Quitt
Hans-Jochen Röhrig liest aus Fontanes
vergessenem Kriminalroman
Kotofeij K. Bajun
Während im Theaterpark die
Vögel in den Frühling tremolierten, setzte das kleine Ensemble
um Hans-Jochen Röhrig wieder einmal im Rahmen der Leselust einen
kleinen, aber brillanten Farbtupfer in den in letzter Zeit so hart umkämpften
Musentempel. Etwa 50 Zuhörer lauschten Fontanes beinahe in Vergessenheit
geratenen Kriminalroman „Quitt“ aus der Feder Theodor Fontanes.
„Fontane hatte den Stoff wieder einmal ge- statt erfunden“,
so Hans-Jochen Röhrig in seiner Eröffnung. Während eines
Sommeraufenthaltes im Riesengebirge kam ihm die Geschichte von einem sieben
Jahre zuvor in der Nähe von einem Wilddieb erschossenen Förster
zu Ohren.

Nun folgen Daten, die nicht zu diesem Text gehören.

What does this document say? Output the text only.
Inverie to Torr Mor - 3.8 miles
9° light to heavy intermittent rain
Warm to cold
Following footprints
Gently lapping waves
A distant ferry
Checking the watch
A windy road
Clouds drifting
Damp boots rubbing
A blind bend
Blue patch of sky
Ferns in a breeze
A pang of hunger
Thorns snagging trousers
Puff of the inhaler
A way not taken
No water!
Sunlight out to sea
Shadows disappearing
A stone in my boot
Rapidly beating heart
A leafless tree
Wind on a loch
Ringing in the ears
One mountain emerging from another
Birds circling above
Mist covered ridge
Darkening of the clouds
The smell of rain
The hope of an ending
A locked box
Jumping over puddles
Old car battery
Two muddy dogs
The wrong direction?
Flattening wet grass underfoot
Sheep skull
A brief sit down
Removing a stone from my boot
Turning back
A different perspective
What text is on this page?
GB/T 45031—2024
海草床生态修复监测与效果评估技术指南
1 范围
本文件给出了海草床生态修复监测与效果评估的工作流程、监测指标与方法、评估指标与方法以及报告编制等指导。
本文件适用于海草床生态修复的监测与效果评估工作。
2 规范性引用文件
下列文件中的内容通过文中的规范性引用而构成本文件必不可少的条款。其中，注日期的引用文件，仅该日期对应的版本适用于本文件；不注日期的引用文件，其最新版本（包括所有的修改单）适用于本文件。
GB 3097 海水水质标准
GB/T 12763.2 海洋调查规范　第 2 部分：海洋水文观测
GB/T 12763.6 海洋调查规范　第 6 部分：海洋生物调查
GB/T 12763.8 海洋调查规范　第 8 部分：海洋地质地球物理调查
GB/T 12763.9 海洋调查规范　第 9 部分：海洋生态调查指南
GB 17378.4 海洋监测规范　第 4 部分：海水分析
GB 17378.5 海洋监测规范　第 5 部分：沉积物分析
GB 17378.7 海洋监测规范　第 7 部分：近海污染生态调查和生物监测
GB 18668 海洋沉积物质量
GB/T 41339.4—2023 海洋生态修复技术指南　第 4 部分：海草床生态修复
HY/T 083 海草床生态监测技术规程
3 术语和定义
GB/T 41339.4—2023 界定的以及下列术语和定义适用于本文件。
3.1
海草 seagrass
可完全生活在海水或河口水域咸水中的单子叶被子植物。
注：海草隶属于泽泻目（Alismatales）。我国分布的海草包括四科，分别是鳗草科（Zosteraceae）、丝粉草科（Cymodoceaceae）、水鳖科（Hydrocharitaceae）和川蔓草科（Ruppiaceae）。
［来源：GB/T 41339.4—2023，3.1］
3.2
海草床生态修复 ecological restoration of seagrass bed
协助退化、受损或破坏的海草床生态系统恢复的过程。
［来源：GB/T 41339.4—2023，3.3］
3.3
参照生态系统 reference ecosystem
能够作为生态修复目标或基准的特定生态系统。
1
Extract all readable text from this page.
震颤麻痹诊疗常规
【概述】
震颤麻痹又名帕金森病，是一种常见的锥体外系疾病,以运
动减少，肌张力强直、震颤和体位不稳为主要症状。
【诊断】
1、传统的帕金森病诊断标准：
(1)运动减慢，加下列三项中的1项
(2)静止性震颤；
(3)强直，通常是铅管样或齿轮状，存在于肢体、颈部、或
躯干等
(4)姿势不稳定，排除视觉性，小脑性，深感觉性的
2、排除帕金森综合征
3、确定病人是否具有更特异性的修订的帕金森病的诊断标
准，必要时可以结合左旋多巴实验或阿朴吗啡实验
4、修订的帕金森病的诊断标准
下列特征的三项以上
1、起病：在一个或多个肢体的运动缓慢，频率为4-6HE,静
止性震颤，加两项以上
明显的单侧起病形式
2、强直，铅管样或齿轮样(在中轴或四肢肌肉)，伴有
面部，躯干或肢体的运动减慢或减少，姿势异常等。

Das Geschehnis packte den Bibliographen des märkischen
Adels und in seiner bekannt-blumigen Weise strickte er alsbald eine romantische
Prosa rund um den bösartigen Förster Opitz und seinen Gegenspieler,
den 27jährigen Wilddieb Lehnert Menz. Bei Menzen liegt der Verdacht
nahe, der Mann hätte seinen Namen von der gleichnamigen Forst rund
um Fontanes geliebten Stechlin erhalten, in welchem ebenfalls ein Baum
von einer gleich gearteten Untat zeugt. Wie dem auch sei – Herr
Röhrig, begleitet von der wunderbar talentierten Sabine Arnold und
dem einfühlsamen Fagottisten Hanno Koloska gaben Auszügen des
Werkes im Großen Foyer des Brandenburger Theaters Stimme und Gestalt.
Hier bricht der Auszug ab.